Sterling served in World War II as a United States Army Air Corps flight instructor. He got out of the army in October 1945 and MGM announced him for The Last Time I Saw Paris but the film would not be made for several years, and not with Sterling. He appeared in The Secret Heart (1946) at MGM.
On television, Sterling starred in "The Man Who Had Influence", the May 29, 1950, episode of Studio One. He also appeared on such shows as The Ford Theatre Hour, Showtime, U.S.A., The Clock, The Web (starring in the episode "Homecoming"), Faith Baldwin Romance Theatre, Celanese Theatre, Lights Out (one episode with Grace Kelly), Betty Crocker Star Matinee (an episode with Audrey Hepburn), Suspense, The Gulf Playhouse, Robert Montgomery Presents, Studio One in Hollywood (an adaptation of The Ambassadors), and Climax!.

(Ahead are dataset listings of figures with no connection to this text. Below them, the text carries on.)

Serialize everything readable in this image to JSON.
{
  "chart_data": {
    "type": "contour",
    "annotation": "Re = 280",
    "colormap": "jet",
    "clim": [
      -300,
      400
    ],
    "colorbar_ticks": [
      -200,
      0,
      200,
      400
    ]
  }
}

Sterling had an excellent part as Steve Baker, opposite Ava Gardner as Julie, in the hit MGM 1951 film version of Show Boat. He supported Audie Murphy in Column South (1953). He and his second wife, actor Anne Jeffreys, also developed a night club act.

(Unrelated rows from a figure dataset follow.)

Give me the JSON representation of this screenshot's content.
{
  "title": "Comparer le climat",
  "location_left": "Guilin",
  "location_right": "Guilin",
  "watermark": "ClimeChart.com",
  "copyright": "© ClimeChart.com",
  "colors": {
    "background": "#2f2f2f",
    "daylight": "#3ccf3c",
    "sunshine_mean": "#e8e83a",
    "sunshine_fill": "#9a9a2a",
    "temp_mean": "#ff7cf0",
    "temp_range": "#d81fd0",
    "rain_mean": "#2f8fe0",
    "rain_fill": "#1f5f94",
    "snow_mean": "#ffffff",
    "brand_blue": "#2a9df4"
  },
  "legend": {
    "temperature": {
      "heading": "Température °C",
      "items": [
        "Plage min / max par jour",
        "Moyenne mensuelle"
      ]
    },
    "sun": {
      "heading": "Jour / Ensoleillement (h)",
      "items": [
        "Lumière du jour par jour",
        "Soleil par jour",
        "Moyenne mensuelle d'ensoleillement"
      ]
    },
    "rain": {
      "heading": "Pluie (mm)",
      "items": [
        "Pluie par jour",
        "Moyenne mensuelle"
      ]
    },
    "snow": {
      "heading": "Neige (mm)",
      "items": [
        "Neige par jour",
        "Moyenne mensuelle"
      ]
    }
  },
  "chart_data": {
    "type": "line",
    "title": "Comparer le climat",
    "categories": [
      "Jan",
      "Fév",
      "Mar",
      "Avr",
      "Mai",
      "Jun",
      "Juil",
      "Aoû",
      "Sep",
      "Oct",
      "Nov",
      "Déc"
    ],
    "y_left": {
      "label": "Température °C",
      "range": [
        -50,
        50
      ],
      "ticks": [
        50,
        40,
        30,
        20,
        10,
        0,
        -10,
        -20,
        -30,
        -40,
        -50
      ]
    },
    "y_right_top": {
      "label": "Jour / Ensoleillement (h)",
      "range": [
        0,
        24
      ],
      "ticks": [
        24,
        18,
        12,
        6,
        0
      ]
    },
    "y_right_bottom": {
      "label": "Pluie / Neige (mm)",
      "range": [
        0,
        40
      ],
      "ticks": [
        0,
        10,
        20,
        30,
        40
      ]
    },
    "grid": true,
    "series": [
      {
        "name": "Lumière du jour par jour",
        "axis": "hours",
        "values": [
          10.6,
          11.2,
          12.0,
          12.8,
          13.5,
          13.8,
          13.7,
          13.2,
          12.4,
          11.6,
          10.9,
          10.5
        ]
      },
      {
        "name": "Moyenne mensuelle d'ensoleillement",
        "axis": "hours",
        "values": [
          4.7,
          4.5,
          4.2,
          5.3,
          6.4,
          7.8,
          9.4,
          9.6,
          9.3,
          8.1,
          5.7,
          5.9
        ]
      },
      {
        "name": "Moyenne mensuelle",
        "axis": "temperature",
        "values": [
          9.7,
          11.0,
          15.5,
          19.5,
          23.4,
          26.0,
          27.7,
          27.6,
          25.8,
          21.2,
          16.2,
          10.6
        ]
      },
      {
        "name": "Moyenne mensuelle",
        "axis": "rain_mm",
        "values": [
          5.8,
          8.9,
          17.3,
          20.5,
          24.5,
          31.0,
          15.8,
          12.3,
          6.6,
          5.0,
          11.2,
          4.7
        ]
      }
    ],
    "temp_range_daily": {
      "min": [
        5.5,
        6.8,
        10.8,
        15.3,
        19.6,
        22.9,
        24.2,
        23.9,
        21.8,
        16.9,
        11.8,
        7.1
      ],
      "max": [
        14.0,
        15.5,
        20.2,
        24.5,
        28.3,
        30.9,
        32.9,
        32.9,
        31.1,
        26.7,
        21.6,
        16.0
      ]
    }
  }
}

Sterling is perhaps most well known for starring with Jeffreys as the spirited George Kerby, to Jeffreys' Marion Kerby in the television program Topper, based on the 1937 original film Topper; Sterling played Cary Grant's role in the TV series, which aired on the CBS network from 1953 to 1955. Leo G. Carroll starred in the title role. Wife Marion Kerby was referred to as "the ghostess with the mostest", while Sterling's character was known as "that most sporty spirit".

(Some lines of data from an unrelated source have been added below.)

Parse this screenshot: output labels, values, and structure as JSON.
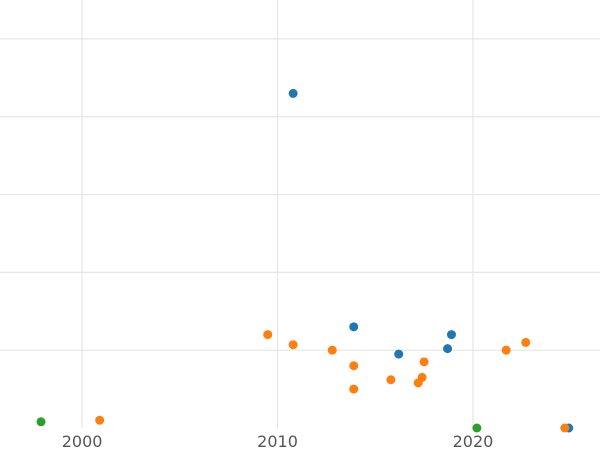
{
  "chart_data": {
    "type": "scatter",
    "title": "",
    "xlabel": "",
    "ylabel": "",
    "grid": true,
    "legend": "none",
    "xlim": [
      1995.8,
      2026.5
    ],
    "ylim": [
      0,
      5.5
    ],
    "x_ticks": [
      2000,
      2010,
      2020
    ],
    "x_tick_labels": [
      "2000",
      "2010",
      "2020"
    ],
    "y_gridlines": [
      1,
      2,
      3,
      4,
      5
    ],
    "series": [
      {
        "color": "#1f77b4",
        "points": [
          {
            "x": 2010.8,
            "y": 4.3
          },
          {
            "x": 2013.9,
            "y": 1.3
          },
          {
            "x": 2016.2,
            "y": 0.95
          },
          {
            "x": 2018.9,
            "y": 1.2
          },
          {
            "x": 2018.7,
            "y": 1.02
          },
          {
            "x": 2024.9,
            "y": 0.0
          }
        ]
      },
      {
        "color": "#ff7f0e",
        "points": [
          {
            "x": 2000.9,
            "y": 0.1
          },
          {
            "x": 2009.5,
            "y": 1.2
          },
          {
            "x": 2010.8,
            "y": 1.07
          },
          {
            "x": 2012.8,
            "y": 1.0
          },
          {
            "x": 2013.9,
            "y": 0.8
          },
          {
            "x": 2013.9,
            "y": 0.5
          },
          {
            "x": 2015.8,
            "y": 0.62
          },
          {
            "x": 2017.2,
            "y": 0.58
          },
          {
            "x": 2017.4,
            "y": 0.65
          },
          {
            "x": 2017.5,
            "y": 0.85
          },
          {
            "x": 2021.7,
            "y": 1.0
          },
          {
            "x": 2022.7,
            "y": 1.1
          },
          {
            "x": 2024.7,
            "y": 0.0
          }
        ]
      },
      {
        "color": "#2ca02c",
        "points": [
          {
            "x": 1997.9,
            "y": 0.08
          },
          {
            "x": 2020.2,
            "y": 0.0
          }
        ]
      }
    ]
  }
}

In 1955 he and Jeffreys appeared in a TV production of Dearest Enemy, adapted by Neil Simon. He continued to guest star on shows like The Loretta Young Show, Lux Video Theatre, Star Stage, The 20th Century-Fox Hour, The Ford Television Theatre, Cavalcade of America, and Telephone Time.
Sterling appeared on The United States Steel Hour, then returned to features at Fox. He had good roles in Return to Peyton Place (1961), as Mike Rossi, husband of Eleanor Parker, and Voyage to the Bottom of the Sea (1961) for Irwin Allen.
In the 1961–1962 television season, Sterling co-starred with George Chandler and Reta Shaw in CBS's Ichabod and Me, a sitcom set in New England. He portrayed 44-year-old Bob Major, a newspaper reporter from New York City, who purchased and ran the paper in a small town called Phippsboro.
In 1963, Sterling starred in The Twilight Zone episode "Printer's Devil" alongside Burgess Meredith. He was also in The Alfred Hitchcock Hour and Naked City, plus A Global Affair (1964) with Bob Hope.
After some additional television work in the early 1960s, Sterling made only sporadic appearances in later shows such as the hospital drama The Bold Ones, the sitcoms Nanny and the Professor, Love, American Style, Diana and The Brian Keith Show, the TV movie Letters from Three Lovers (1973), and the miniseries Beggarman, Thief in 1979.
In the 1970s Sterling was a vice president and the spokesman for a company that implemented the software for one of the first supermarket barcoding and computer inventory systems. He later launched Sterling & Sons, a Santa Monica company that manufactured custom golf clubs.
Sterling's star on the Hollywood Walk of Fame is located at 1709 Vine Street.
Sterling died Tuesday, May 30, 2006, aged 88, at his home in Brentwood, Los Angeles, California. According to the Associated Press, his son, Jeffrey, indicated that Sterling died of natural causes and also suffered from debilitating shingles for the last decade of his life. He was cremated and his ashes were returned to his family in residence.